During the study period, 904 patients were clinically suspected to have OSA, of whom 787 patients underwent polysomnography. Of these, 754 patients were confirmed to have OSA and were included in the study. [626 males (83%)/128 females (16.9%); mean age—50.7 ± 28.6 years]. 735 (97.5%) patients were classified as overweight/obese as per Asian BMI, whereas only 695 (92.2%) patients were classified as overweight/obese as per Western BMI classification. With respect to the association of the BMI categories with the severity of OSA, there were significant differences between the numbers of severe OSA patients in each weight band of Asian BMI when compared to Western BMI.

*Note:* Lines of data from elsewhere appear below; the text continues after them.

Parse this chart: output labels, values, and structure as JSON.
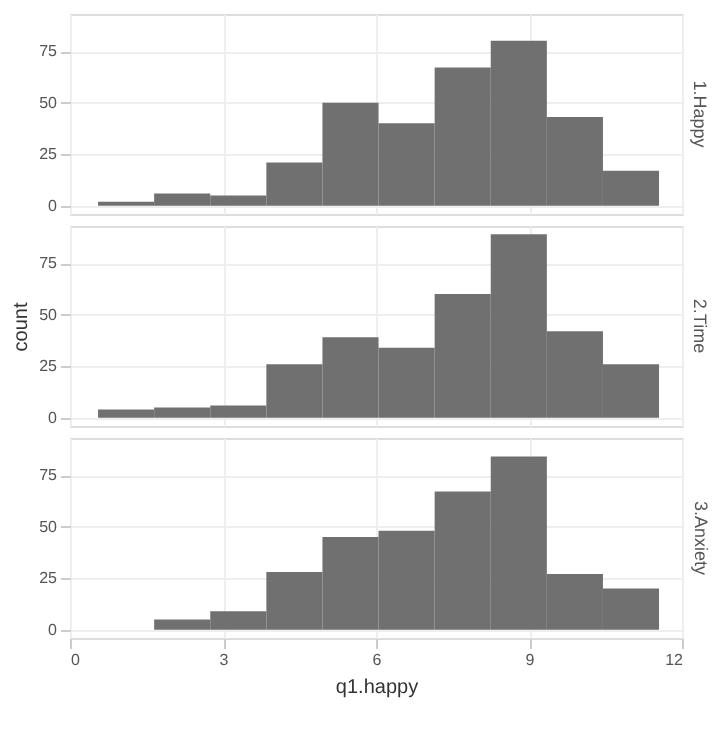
{
  "chart_data": [
    {
      "type": "histogram",
      "title": "1.Happy",
      "bins": [
        0.55,
        1.65,
        2.75,
        3.85,
        4.95,
        6.05,
        7.15,
        8.25,
        9.35,
        10.45,
        11.55
      ],
      "values": [
        2,
        6,
        5,
        21,
        50,
        40,
        67,
        80,
        43,
        17
      ],
      "color": "#707070",
      "xlim": [
        0,
        12
      ],
      "xticks": [
        0,
        3,
        6,
        9,
        12
      ],
      "ylim": [
        -4,
        93
      ],
      "yticks": [
        0,
        25,
        50,
        75
      ],
      "grid": true,
      "tick_labels": "y"
    },
    {
      "type": "histogram",
      "title": "2.Time",
      "ylabel": "count",
      "bins": [
        0.55,
        1.65,
        2.75,
        3.85,
        4.95,
        6.05,
        7.15,
        8.25,
        9.35,
        10.45,
        11.55
      ],
      "values": [
        4,
        5,
        6,
        26,
        39,
        34,
        60,
        89,
        42,
        26
      ],
      "color": "#707070",
      "xlim": [
        0,
        12
      ],
      "xticks": [
        0,
        3,
        6,
        9,
        12
      ],
      "ylim": [
        -4,
        93
      ],
      "yticks": [
        0,
        25,
        50,
        75
      ],
      "grid": true,
      "tick_labels": "y"
    },
    {
      "type": "histogram",
      "title": "3.Anxiety",
      "xlabel": "q1.happy",
      "bins": [
        0.55,
        1.65,
        2.75,
        3.85,
        4.95,
        6.05,
        7.15,
        8.25,
        9.35,
        10.45,
        11.55
      ],
      "values": [
        0,
        5,
        9,
        28,
        45,
        48,
        67,
        84,
        27,
        20
      ],
      "color": "#707070",
      "xlim": [
        0,
        12
      ],
      "xticks": [
        0,
        3,
        6,
        9,
        12
      ],
      "ylim": [
        -4,
        93
      ],
      "yticks": [
        0,
        25,
        50,
        75
      ],
      "grid": true
    }
  ]
}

OSA may be underestimated clinically in Indian population when Western BMI criteria is applied. Asian BMI as recommended by WHO is more suitable in reflecting the correlation between obesity and OSA than the western BMI criteria.
KeywordsObstructive sleep apnea Body mass index (BMI) WHO recommendation for appropriate BMI for Asian population Asian BMI Western BMI
Compliance with Ethical Standards
Conflict of Interest
Authors declare that they have no conflicts of interest.
This is a retrospective study. All procedures performed in this study were in accordance with the 1964 Helsinki declarations and its later amendments.